Similarly, the Twist Alliance Long-Read PGx Panel is designed to help researchers interrogate 49 complex genes that influence drug metabolism and pharmacodynamics, including CYP2D6. The genes captured by this panel are often challenging to sequence using short-read technology due to the presence of pseudogenes. Targeted long-read sequencing presents an efficient and effective way to survey these pharmacogenes for clinically relevant variations and potentially uncover insights that will one day guide therapeutic decisions.

Both of these long-read panels are designed with probes that have been optimized for high uniformity and sequencing efficiency. What’s more, these panels can be customized to fit specific needs and sequencing platforms.
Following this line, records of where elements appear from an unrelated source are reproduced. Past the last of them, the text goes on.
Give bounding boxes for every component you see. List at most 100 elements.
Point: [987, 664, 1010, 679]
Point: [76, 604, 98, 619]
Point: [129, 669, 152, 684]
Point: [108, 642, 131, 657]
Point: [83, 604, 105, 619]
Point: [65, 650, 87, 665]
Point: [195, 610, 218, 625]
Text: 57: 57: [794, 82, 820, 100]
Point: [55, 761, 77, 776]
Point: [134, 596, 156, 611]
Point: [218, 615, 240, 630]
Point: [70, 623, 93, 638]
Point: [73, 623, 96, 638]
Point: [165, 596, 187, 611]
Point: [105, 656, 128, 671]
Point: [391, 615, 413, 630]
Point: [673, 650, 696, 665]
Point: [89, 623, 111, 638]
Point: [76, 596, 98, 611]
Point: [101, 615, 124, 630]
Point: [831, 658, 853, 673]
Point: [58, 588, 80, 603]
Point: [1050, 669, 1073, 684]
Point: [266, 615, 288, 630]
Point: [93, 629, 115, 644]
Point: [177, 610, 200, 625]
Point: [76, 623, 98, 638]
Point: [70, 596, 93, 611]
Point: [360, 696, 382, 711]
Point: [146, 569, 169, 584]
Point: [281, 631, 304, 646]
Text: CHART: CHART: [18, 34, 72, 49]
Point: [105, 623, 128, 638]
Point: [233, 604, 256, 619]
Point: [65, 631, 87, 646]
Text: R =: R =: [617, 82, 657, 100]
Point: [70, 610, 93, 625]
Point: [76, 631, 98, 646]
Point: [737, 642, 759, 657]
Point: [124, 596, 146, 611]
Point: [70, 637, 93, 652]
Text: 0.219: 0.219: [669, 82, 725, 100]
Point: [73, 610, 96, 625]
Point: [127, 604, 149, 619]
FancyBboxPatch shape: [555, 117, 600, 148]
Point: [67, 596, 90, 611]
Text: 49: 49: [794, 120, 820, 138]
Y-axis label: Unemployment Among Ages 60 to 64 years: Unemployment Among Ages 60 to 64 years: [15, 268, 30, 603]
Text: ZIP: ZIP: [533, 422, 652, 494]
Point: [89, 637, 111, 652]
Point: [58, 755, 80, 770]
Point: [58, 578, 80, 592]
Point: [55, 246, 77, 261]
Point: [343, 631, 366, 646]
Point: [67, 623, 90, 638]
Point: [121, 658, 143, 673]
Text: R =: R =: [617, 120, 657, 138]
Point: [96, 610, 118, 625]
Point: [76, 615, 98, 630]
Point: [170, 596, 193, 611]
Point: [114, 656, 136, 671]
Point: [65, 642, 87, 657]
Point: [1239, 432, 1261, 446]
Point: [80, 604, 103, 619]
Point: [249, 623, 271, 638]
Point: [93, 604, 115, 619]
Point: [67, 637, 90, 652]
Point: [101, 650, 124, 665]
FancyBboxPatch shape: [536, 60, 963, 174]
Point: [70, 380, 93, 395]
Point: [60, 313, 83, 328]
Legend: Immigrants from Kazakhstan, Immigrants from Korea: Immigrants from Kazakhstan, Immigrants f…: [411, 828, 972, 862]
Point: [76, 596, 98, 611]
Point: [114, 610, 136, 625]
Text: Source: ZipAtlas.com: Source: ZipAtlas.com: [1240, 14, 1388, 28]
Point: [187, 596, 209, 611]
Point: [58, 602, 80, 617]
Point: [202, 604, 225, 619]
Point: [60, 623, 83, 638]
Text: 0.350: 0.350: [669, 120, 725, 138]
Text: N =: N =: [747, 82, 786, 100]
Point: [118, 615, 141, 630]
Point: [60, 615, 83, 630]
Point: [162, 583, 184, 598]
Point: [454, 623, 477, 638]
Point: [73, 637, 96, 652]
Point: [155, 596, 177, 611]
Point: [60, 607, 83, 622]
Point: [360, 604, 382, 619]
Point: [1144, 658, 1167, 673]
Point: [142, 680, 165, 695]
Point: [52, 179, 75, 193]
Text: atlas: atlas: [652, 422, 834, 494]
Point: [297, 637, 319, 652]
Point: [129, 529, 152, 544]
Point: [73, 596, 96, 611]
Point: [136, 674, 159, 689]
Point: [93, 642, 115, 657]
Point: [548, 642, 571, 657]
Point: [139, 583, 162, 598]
Collectively, Twist’s long-read panels make it possible for researchers to fill the gaps left by short-read sequencing and shine light on the human genome’s structural complexity.

References

1. Nurk, Sergey, et al. “The Complete Sequence of a Human Genome.” Science, vol. 376, no. 6588, Apr. 2022, pp. 44–53, https://doi.org/10.1126/science.abj6987.
2. Ho, Steve S., et al. “Structural Variation in the Sequencing Era.” Nature Reviews Genetics, vol. 21, no. 3, 15 Nov. 2019, pp. 171–189, https://doi.org/10.1038/s41576-019-0180-9.
3. “SMN1 Survival of Motor Neuron 1, Telomeric [Homo Sapiens (Human)] - Gene - NCBI.” www.ncbi.nlm.nih.gov, www.ncbi.nlm.nih.gov/gene/6606.